Tell Me Something I Don't Know
In the Canberra Times this week, one of their Front Up columnists was writing about the fact that women often lament the lack of decent guys out there when there are actually plenty. Or rather the author was a little offended cause he was a nice guy (apparently he knows how to cook, clean and treat a girl with respect) and he feels that a select few are giving guys like him a bad name. Or something like that. I didn’t actually have a problem with anything he’d written and I think he did have a point but I just wanted to say tell me something I don’t know Mr Nice Guy.
I am aware that there are heaps of great guys out there. I am. I know there are guys who have been brought up knowing how to pull their fair share of the housework. I have met others who seem to have an innate sense of chivalry that gives me hope and I’m sure that guys are capable of feeling more for a woman than simply the desire to get her naked. What I don’t know, is how to meet them. Or where. Is there some great, untapped source smarter girls are keeping a secret from me?
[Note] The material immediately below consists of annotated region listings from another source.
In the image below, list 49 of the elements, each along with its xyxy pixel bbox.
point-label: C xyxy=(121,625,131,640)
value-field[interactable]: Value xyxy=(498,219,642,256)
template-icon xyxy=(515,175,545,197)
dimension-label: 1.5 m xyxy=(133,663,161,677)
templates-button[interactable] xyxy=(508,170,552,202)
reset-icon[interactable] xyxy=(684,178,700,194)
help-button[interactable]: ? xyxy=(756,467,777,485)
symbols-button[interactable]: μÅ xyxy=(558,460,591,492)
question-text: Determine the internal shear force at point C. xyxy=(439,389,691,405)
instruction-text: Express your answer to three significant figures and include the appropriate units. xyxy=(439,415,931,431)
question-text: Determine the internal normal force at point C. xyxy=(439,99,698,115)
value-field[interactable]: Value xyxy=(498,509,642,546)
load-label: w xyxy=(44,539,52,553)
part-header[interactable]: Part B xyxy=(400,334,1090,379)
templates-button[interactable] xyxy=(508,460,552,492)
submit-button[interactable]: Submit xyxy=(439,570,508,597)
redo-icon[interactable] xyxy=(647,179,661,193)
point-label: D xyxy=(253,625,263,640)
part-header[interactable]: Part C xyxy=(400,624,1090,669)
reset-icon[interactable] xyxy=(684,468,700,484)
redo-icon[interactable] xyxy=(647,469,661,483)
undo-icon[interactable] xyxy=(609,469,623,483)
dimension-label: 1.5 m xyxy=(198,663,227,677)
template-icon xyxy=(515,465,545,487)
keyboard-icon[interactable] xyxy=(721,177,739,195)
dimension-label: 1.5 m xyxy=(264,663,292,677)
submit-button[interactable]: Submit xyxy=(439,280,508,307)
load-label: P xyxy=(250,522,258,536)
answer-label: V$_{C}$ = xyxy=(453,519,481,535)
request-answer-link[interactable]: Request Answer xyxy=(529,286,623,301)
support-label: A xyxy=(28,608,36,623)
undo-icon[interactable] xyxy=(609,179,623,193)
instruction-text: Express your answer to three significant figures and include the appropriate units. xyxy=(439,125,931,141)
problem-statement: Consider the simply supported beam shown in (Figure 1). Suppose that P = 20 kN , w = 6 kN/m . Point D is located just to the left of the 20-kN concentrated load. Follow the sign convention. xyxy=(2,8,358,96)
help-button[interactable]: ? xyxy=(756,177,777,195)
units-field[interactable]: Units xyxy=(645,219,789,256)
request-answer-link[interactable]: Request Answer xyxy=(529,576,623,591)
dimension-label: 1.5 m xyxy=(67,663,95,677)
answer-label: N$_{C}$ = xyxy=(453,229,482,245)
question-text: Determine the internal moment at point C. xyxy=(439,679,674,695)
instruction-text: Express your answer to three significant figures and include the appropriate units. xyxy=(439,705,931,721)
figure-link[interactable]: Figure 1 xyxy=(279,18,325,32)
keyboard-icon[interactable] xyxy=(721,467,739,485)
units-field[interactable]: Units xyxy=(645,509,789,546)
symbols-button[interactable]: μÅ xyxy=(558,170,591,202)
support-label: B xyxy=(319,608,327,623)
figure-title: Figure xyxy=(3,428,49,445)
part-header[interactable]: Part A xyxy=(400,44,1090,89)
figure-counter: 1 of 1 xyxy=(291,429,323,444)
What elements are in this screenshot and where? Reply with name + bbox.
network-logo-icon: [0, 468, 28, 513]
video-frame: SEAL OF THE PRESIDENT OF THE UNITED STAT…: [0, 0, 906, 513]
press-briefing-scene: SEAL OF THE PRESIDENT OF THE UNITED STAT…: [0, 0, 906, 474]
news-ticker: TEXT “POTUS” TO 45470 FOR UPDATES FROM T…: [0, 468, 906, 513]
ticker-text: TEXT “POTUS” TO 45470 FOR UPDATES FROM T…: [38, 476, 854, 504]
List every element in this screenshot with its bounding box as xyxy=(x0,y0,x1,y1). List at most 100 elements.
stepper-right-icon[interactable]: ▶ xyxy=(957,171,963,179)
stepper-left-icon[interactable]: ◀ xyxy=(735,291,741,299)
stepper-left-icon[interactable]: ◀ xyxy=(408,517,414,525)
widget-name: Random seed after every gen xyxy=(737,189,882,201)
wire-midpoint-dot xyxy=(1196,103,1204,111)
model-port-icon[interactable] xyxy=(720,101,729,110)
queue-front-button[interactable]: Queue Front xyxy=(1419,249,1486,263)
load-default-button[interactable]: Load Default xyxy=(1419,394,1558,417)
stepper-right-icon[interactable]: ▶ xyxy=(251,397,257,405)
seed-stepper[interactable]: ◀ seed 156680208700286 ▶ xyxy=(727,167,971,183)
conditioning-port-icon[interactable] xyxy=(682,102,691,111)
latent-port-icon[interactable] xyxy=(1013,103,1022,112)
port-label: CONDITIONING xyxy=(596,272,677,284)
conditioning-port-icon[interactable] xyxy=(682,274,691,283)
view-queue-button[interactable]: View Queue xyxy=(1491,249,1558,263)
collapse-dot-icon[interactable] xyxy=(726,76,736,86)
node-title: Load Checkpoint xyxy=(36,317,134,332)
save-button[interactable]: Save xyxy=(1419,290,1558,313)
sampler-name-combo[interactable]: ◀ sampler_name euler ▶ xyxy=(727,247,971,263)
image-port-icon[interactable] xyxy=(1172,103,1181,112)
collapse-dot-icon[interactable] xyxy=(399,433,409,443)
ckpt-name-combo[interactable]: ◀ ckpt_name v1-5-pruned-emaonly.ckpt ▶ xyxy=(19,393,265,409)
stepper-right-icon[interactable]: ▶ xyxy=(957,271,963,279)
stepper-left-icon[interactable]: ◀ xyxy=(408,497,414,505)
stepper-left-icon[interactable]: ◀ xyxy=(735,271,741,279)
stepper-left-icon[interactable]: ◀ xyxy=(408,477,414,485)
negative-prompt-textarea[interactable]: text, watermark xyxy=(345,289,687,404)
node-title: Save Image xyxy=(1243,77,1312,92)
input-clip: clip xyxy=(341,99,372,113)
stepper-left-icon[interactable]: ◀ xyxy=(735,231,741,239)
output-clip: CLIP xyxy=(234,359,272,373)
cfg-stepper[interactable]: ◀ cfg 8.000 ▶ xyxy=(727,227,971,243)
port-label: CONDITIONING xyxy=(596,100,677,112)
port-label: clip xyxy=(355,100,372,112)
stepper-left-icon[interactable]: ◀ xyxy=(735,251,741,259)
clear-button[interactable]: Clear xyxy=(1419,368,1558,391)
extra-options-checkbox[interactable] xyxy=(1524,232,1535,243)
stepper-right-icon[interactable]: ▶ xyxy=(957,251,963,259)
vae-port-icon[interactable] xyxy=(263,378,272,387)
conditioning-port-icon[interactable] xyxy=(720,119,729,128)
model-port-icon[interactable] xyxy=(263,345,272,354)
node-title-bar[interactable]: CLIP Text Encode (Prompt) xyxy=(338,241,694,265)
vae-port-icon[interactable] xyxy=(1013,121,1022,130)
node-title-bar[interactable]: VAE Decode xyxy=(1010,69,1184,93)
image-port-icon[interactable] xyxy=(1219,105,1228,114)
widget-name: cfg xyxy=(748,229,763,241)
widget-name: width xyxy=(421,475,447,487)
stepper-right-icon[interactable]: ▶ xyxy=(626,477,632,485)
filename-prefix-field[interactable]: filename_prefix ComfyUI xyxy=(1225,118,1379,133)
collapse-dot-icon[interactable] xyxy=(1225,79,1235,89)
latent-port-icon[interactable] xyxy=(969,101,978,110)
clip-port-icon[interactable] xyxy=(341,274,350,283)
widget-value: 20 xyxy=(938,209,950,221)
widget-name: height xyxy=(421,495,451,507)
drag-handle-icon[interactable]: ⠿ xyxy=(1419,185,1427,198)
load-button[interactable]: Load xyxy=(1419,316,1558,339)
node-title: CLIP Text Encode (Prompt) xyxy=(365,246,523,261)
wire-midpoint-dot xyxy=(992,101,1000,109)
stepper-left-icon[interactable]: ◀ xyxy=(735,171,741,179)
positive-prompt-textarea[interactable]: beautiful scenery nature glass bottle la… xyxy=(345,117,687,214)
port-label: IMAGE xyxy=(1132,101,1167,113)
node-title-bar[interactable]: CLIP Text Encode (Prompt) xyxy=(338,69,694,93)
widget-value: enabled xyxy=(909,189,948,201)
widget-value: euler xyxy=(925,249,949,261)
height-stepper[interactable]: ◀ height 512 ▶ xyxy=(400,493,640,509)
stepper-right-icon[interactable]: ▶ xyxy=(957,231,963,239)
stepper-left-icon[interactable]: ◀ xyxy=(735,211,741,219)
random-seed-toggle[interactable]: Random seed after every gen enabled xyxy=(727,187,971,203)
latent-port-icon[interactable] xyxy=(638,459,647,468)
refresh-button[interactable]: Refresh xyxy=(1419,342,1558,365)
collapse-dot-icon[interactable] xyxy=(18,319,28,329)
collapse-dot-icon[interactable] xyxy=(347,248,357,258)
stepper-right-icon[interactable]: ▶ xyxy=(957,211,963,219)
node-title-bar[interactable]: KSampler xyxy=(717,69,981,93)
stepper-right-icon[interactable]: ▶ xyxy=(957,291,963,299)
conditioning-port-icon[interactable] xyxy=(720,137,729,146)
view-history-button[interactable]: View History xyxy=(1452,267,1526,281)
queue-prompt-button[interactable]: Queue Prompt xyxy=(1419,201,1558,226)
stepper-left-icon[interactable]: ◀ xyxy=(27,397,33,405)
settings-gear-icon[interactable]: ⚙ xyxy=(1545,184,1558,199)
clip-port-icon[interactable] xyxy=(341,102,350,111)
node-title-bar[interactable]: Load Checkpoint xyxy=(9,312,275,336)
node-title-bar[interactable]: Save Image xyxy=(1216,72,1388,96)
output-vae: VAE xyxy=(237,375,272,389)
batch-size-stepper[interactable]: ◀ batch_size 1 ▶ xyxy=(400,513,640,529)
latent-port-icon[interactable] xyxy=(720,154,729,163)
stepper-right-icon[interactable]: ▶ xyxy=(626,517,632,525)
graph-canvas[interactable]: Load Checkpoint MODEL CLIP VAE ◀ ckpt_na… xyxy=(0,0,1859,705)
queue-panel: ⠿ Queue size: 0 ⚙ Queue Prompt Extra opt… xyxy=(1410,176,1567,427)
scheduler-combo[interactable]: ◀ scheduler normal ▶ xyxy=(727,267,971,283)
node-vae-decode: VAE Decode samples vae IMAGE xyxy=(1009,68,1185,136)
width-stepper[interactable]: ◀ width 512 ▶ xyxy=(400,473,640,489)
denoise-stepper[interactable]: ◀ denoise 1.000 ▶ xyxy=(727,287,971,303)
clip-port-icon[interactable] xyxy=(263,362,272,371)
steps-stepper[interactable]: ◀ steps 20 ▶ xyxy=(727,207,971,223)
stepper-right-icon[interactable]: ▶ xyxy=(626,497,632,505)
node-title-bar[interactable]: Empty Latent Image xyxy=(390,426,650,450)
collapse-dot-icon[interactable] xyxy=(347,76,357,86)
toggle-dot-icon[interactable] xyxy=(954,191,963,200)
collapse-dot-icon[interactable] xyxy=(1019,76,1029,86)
I’ve heard guys say that while they’re quite happy to perve on a female who is scantily clad, they do not necessarily want to date her. Many people are also sick of the nightclub circuit and look for some sort of emotional connection (or at least a sign of intelligence) before they hook up with someone. In addition I have been told that some guys would find a woman reading in a café attractive but let me ask you this, how many guys would actually approach a female in this situation? I have always equated having my nose stuck in a book to having ‘bugger off’ tattooed on my forehead.
This may just have been my personal experience though. I may always have been in the wrong place at the wrong time but like so many other women, I’d really like to get everything ‘Right’ for once, including the Mr. It has been suggested that the way to meet potential dates is to seek out like minded individuals by doing something you actually enjoy. By joining a social club or enrolling in a course you put yourself in the path of others but is this really the best way?
Where is it that you find all the nice guys? How do you meet someone genuine who will mesh with you so well that you’ll swear you were made for each other? I guess everyone who’s out there searching is looking for the quick fix. We pursue those opportunities open to us that we’re comfortable pursuing and hope that we’ll meet ‘the one’. I read articles and talk to people as well, taking all their advice on board, but I must admit that I’m getting to the point where I think I’d appreciate something I could actually use. You know?